I have a php application that is installed on several servers and all of our developers laptops. I need a fast and reliable way to get the server\'s hostname or some other
php_uname but I am not sure what hostname you want the hostname of the client or server.
plus you should use cookie based approach
For PHP >= 5.3.0 use this:
$hostname = gethostname();
For PHP < 5.3.0 but >= 4.2.0 use this:
$hostname = php_uname('n');
For PHP < 4.2.0 use this:
$hostname = getenv('HOSTNAME');
if(!$hostname) $hostname = trim(`hostname`);
if(!$hostname) $hostname = exec('echo $HOSTNAME');
if(!$hostname) $hostname = preg_replace('#^\w+\s+(\w+).*$#', '$1', exec('uname -a'));
You could also use...
$hostname = getenv('HTTP_HOST');
The accepted answer gethostname() may infact give you inaccurate value as in my case
gethostname() = my-macbook-pro (incorrect)
$_SERVER['host_name'] = mysite.git (correct)
The value from gethostname() is obvsiously wrong. Be careful with it.
Host name gives you computer name, not website name, my bad.
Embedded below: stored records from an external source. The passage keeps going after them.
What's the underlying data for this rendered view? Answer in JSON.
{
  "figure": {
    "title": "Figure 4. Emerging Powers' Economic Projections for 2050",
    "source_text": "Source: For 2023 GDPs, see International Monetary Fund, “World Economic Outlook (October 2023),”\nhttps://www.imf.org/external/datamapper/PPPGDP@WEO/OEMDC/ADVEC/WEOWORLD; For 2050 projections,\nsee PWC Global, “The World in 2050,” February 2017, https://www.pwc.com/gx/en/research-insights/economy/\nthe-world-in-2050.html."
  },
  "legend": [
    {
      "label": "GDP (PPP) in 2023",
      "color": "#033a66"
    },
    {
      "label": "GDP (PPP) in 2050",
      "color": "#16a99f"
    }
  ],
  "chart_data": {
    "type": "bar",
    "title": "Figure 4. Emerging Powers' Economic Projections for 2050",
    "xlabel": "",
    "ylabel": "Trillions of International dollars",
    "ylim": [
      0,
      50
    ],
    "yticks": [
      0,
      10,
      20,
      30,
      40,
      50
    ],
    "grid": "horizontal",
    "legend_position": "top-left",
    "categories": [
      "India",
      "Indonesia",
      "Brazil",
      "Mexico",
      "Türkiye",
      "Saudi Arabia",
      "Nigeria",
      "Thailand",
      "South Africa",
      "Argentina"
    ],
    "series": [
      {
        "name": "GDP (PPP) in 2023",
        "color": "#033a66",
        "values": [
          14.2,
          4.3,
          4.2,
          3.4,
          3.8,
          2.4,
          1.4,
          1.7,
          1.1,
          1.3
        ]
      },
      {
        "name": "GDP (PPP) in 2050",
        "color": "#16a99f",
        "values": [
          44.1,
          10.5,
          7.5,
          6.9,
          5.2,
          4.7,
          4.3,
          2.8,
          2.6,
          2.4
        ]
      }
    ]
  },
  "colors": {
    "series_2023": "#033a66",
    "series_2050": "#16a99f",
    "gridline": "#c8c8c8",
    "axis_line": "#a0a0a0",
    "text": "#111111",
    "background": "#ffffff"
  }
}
My result on local machine is
gethostname() = my-macbook-pro (which is my machine name)
$_SERVER['host_name'] = mysite.git (which is my website name)
I am running PHP version 5.4 on shared hosting and both of these both successfully return the same results:
php_uname('n');
gethostname();
What about gethostname()?
Edit: This might not be an option I suppose, depending on your environment. It's new in PHP 5.3. php_uname('n') might work as an alternative.